The winter weather never mattered when I was a kid. I still had to walk to and from school every day. It wasn’t miles or feet of snow, but it was cold, freezing cold. The blasts of wind from across the field at the foot of my street whipped through my jacket. I remember using my mittened hands to protect my ears, red and numb from the cold. The hat my mother insisted I wear never kept my ears warm, just the top of my head. I’d hurry to get to the street below the field, the one with houses on both sides, buffers from the wind. It was a straightaway from there to school.

The middle of my classroom was always warm. Near the windows was chilly so most of us wore sweaters over our uniforms. The girls wore blue skirts and white blouses. The boys wore white shirts and blue pants. We could wear any shoes and socks. I don’t remember what shoes I wore, but I remember knee socks and pink long underwear which warmed my legs almost to the hem of my skirt.
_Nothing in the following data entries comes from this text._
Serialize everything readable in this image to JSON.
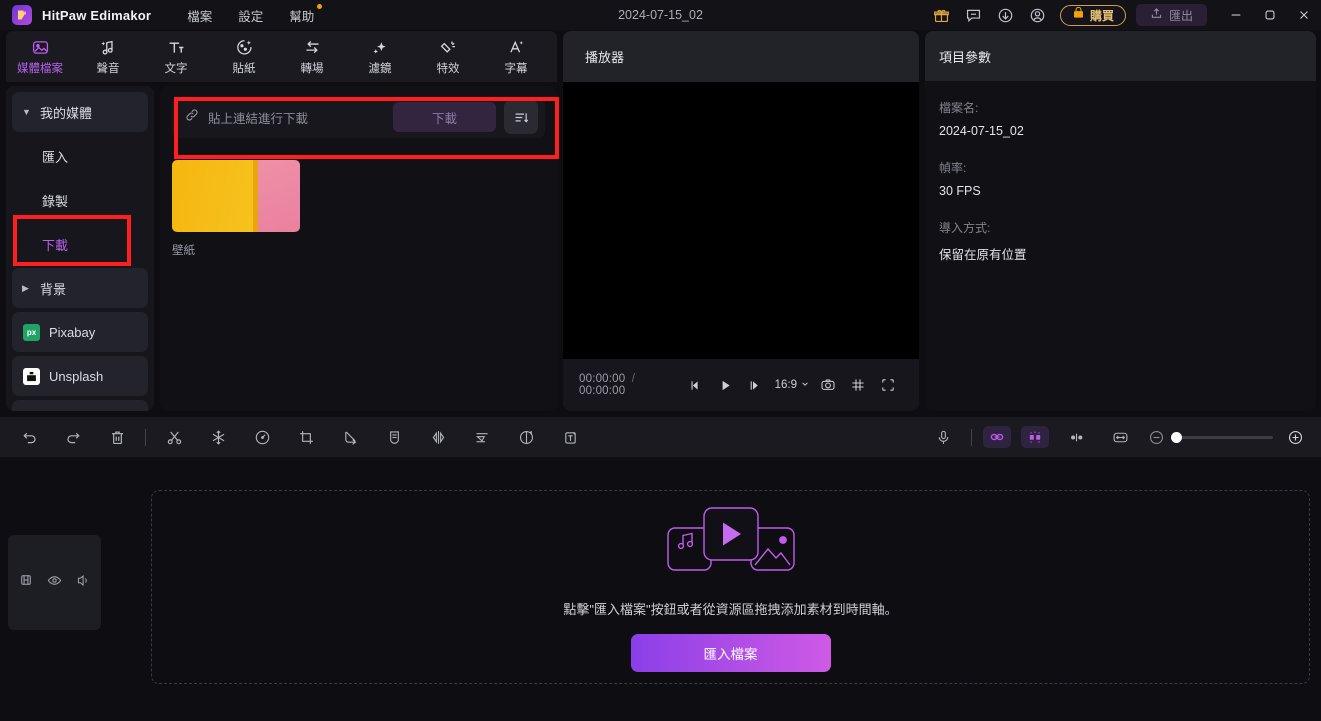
{
  "titlebar": {
    "app_name": "HitPaw Edimakor",
    "logo_icon": "hitpaw-logo-icon",
    "menus": [
      {
        "label": "檔案",
        "name": "menu-file",
        "dot": false
      },
      {
        "label": "設定",
        "name": "menu-settings",
        "dot": false
      },
      {
        "label": "幫助",
        "name": "menu-help",
        "dot": true
      }
    ],
    "document_title": "2024-07-15_02",
    "icons": [
      {
        "name": "gift-icon",
        "glyph": "gift"
      },
      {
        "name": "feedback-icon",
        "glyph": "chat"
      },
      {
        "name": "download-icon",
        "glyph": "arrow-down-circle"
      },
      {
        "name": "account-icon",
        "glyph": "person-circle"
      }
    ],
    "buy_label": "購買",
    "buy_icon": "cart-icon",
    "export_label": "匯出",
    "export_icon": "upload-icon",
    "window_buttons": [
      {
        "name": "minimize-button",
        "glyph": "minimize"
      },
      {
        "name": "maximize-button",
        "glyph": "maximize"
      },
      {
        "name": "close-button",
        "glyph": "close"
      }
    ],
    "accent_gold": "#e7c173"
  },
  "tabs": [
    {
      "label": "媒體檔案",
      "icon": "media-icon",
      "active": true
    },
    {
      "label": "聲音",
      "icon": "audio-note-icon",
      "active": false
    },
    {
      "label": "文字",
      "icon": "text-icon",
      "active": false
    },
    {
      "label": "貼紙",
      "icon": "sticker-icon",
      "active": false
    },
    {
      "label": "轉場",
      "icon": "transition-icon",
      "active": false
    },
    {
      "label": "濾鏡",
      "icon": "filter-sparkle-icon",
      "active": false
    },
    {
      "label": "特效",
      "icon": "effects-icon",
      "active": false
    },
    {
      "label": "字幕",
      "icon": "subtitle-icon",
      "active": false
    }
  ],
  "sidebar": {
    "items": [
      {
        "label": "我的媒體",
        "type": "group",
        "expanded": true,
        "name": "sidebar-item-my-media"
      },
      {
        "label": "匯入",
        "type": "sub",
        "active": false,
        "name": "sidebar-item-import"
      },
      {
        "label": "錄製",
        "type": "sub",
        "active": false,
        "name": "sidebar-item-record"
      },
      {
        "label": "下載",
        "type": "sub",
        "active": true,
        "name": "sidebar-item-download"
      },
      {
        "label": "背景",
        "type": "group",
        "expanded": false,
        "name": "sidebar-item-background"
      },
      {
        "label": "Pixabay",
        "type": "chip",
        "icon": "pixabay-icon",
        "name": "sidebar-item-pixabay"
      },
      {
        "label": "Unsplash",
        "type": "chip",
        "icon": "unsplash-icon",
        "name": "sidebar-item-unsplash"
      }
    ],
    "active_color": "#b561ea"
  },
  "media_panel": {
    "download_placeholder": "貼上連結進行下載",
    "link_icon": "link-icon",
    "download_button_label": "下載",
    "sort_icon": "sort-list-icon",
    "items": [
      {
        "label": "壁紙",
        "name": "media-thumbnail-wallpaper"
      }
    ]
  },
  "player": {
    "title": "播放器",
    "current_time": "00:00:00",
    "total_time": "00:00:00",
    "time_separator": "/",
    "controls": [
      {
        "name": "prev-frame-button",
        "glyph": "prev-frame"
      },
      {
        "name": "play-button",
        "glyph": "play"
      },
      {
        "name": "next-frame-button",
        "glyph": "next-frame"
      }
    ],
    "aspect_ratio": "16:9",
    "right_controls": [
      {
        "name": "snapshot-icon",
        "glyph": "camera"
      },
      {
        "name": "grid-icon",
        "glyph": "grid"
      },
      {
        "name": "fullscreen-icon",
        "glyph": "fullscreen"
      }
    ]
  },
  "inspector": {
    "title": "項目參數",
    "fields": [
      {
        "label": "檔案名:",
        "value": "2024-07-15_02",
        "name": "field-filename"
      },
      {
        "label": "幀率:",
        "value": "30 FPS",
        "name": "field-framerate"
      },
      {
        "label": "導入方式:",
        "value": "保留在原有位置",
        "name": "field-import-mode"
      }
    ]
  },
  "edit_toolbar": {
    "left_tools": [
      {
        "name": "undo-button",
        "glyph": "undo"
      },
      {
        "name": "redo-button",
        "glyph": "redo"
      },
      {
        "name": "delete-button",
        "glyph": "trash"
      },
      {
        "name": "divider",
        "glyph": "divider"
      },
      {
        "name": "split-button",
        "glyph": "scissors"
      },
      {
        "name": "freeze-frame-button",
        "glyph": "snowflake"
      },
      {
        "name": "speed-button",
        "glyph": "speedometer"
      },
      {
        "name": "crop-button",
        "glyph": "crop"
      },
      {
        "name": "animation-button",
        "glyph": "arrow-corner"
      },
      {
        "name": "mask-button",
        "glyph": "shield"
      },
      {
        "name": "mirror-button",
        "glyph": "mirror"
      },
      {
        "name": "align-button",
        "glyph": "align"
      },
      {
        "name": "rotate-button",
        "glyph": "rotate"
      },
      {
        "name": "add-text-button",
        "glyph": "text-box"
      }
    ],
    "right_tools": [
      {
        "name": "voiceover-button",
        "glyph": "microphone",
        "active": false
      },
      {
        "name": "divider",
        "glyph": "divider",
        "active": false
      },
      {
        "name": "link-clips-button",
        "glyph": "link",
        "active": true
      },
      {
        "name": "snap-button",
        "glyph": "magnet",
        "active": true
      },
      {
        "name": "markers-button",
        "glyph": "markers",
        "active": false
      },
      {
        "name": "fit-timeline-button",
        "glyph": "fit-width",
        "active": false
      }
    ],
    "zoom_out_label": "−",
    "zoom_in_label": "+",
    "zoom_value": 0,
    "active_color": "#c05bf0"
  },
  "timeline": {
    "track_header_icons": [
      {
        "name": "lock-icon",
        "glyph": "lock"
      },
      {
        "name": "visibility-icon",
        "glyph": "eye"
      },
      {
        "name": "mute-icon",
        "glyph": "speaker"
      }
    ],
    "dropzone_text": "點擊\"匯入檔案\"按鈕或者從資源區拖拽添加素材到時間軸。",
    "import_button_label": "匯入檔案",
    "media_art_icon": "media-placeholder-icon",
    "gradient_start": "#8b3fe8",
    "gradient_end": "#cf5ae6"
  },
  "annotations": [
    {
      "name": "annotation-download-sidebar",
      "color": "#ff1f1f"
    },
    {
      "name": "annotation-download-bar",
      "color": "#ff1f1f"
    }
  ]
}
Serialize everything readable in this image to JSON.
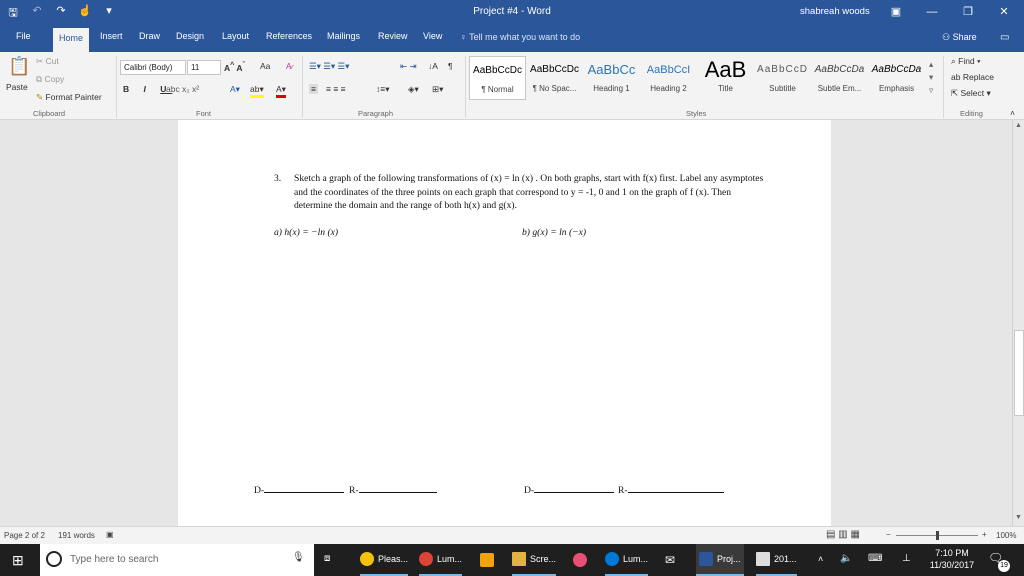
{
  "window": {
    "title": "Project #4  -  Word",
    "user": "shabreah woods"
  },
  "tabs": [
    {
      "label": "File"
    },
    {
      "label": "Home",
      "active": true
    },
    {
      "label": "Insert"
    },
    {
      "label": "Draw"
    },
    {
      "label": "Design"
    },
    {
      "label": "Layout"
    },
    {
      "label": "References"
    },
    {
      "label": "Mailings"
    },
    {
      "label": "Review"
    },
    {
      "label": "View"
    }
  ],
  "tell_me": "Tell me what you want to do",
  "share_label": "Share",
  "ribbon": {
    "clipboard": {
      "paste": "Paste",
      "cut": "Cut",
      "copy": "Copy",
      "format_painter": "Format Painter",
      "label": "Clipboard"
    },
    "font": {
      "name": "Calibri (Body)",
      "size": "11",
      "label": "Font",
      "change_case": "Aa"
    },
    "paragraph": {
      "label": "Paragraph"
    },
    "styles": {
      "label": "Styles",
      "items": [
        {
          "preview": "AaBbCcDc",
          "name": "¶ Normal"
        },
        {
          "preview": "AaBbCcDc",
          "name": "¶ No Spac..."
        },
        {
          "preview": "AaBbCc",
          "name": "Heading 1"
        },
        {
          "preview": "AaBbCcI",
          "name": "Heading 2"
        },
        {
          "preview": "AaB",
          "name": "Title"
        },
        {
          "preview": "AaBbCcD",
          "name": "Subtitle"
        },
        {
          "preview": "AaBbCcDa",
          "name": "Subtle Em..."
        },
        {
          "preview": "AaBbCcDa",
          "name": "Emphasis"
        }
      ]
    },
    "editing": {
      "find": "Find",
      "replace": "Replace",
      "select": "Select",
      "label": "Editing"
    }
  },
  "document": {
    "question_number": "3.",
    "question_text": "Sketch a graph of the following transformations of (x) = ln (x) . On both graphs, start with f(x) first. Label any asymptotes and the coordinates of the three points on each graph that correspond to y = -1, 0 and 1 on the graph of f (x). Then determine the domain and the range of both h(x) and g(x).",
    "part_a": "a)   h(x) = −ln (x)",
    "part_b": "b) g(x) = ln (−x)",
    "domain_label": "D-",
    "range_label": "R-"
  },
  "status": {
    "page": "Page 2 of 2",
    "words": "191 words",
    "zoom": "100%"
  },
  "taskbar": {
    "search_placeholder": "Type here to search",
    "apps": [
      {
        "label": "Pleas..."
      },
      {
        "label": "Lum..."
      },
      {
        "label": "Scre..."
      },
      {
        "label": "Lum..."
      },
      {
        "label": "Proj..."
      },
      {
        "label": "201..."
      }
    ],
    "time": "7:10 PM",
    "date": "11/30/2017",
    "notifications": "19"
  }
}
In winter the classroom was never quiet. Even if we were silently reading, we could hear the hissing and wheezing of steam escaping from the radiators. I think that’s the sound I most miss from long ago winters.

My house has forced hot air from my gas furnace. I keep the daytime temperature at 68˚. That used to be warm enough. It isn’t anymore so I wear a sweatshirt around the house. The air blows and the house gets warm. I know this system is far more efficient than the radiators were, but the radiators did far more than spew heat. Coming in from the freezing cold, I could sit with my back to the pipes and quickly get warm. My mittens on the top of the radiator sizzled as they dried. My shoes with their curled toes looked like something Aladdin would wear after they’d dried under the radiator. When I was falling asleep, the radiators would hiss, crackle and even groan when they were warming the house. It was a comforting sound. I knew heat was coming.

“The end-of-summer winds make people restless.”

October 9, 2014

I swear it was sunny when I went outside to get the papers. Now it is cloudy and dark. The trees in the backyard look stark against the grey sky. It is cooler than it has been. I have no complaints, though, as it was 70˚ yesterday. I went about my errands with the window down. I had a list and missed nothing, even got my flu shot.

I have been restless and don’t know the reason. I go from being on-line to reading to cleaning and finally to wandering the house looking for something to do. I have polished and dusted. I have swept the kitchen then wet mopped the floor. My timing, though, is bad. My cleaning couple come today.

I don’t remember watching my mother clean the house. She did it while we were in school. I have no idea as to her routine. I just know the house was clean and the beds were made when I got home. In the late afternoon, my mother would start to work on dinner. I remember her standing by the sink peeling potatoes. It is always 16 Washington Ave in my memories. That is where I spent most of my growing up years. Here and there are memories of earlier and later places, but I can still remember every room at 16 Washington Ave. I remember looking out the picture window at the rain or the snow or the wind blowing leaves down the street. The television was in a cabinet. There were two closets downstairs almost right next to each other, and I always wondered why the builders did it that way. The first, the larger of the two, was where the coats and boots were kept. My dad would come home from work, take off and then hang up his topcoat and put his hat on the shelf. The other closet, in a nook, wasn’t as deep. The ironing board and iron were there, and my mother used to hide Christmas presents in the back. That’s all I remember about that closet.

We always said Washington Ave, never Washington Avenue. I don’t know why.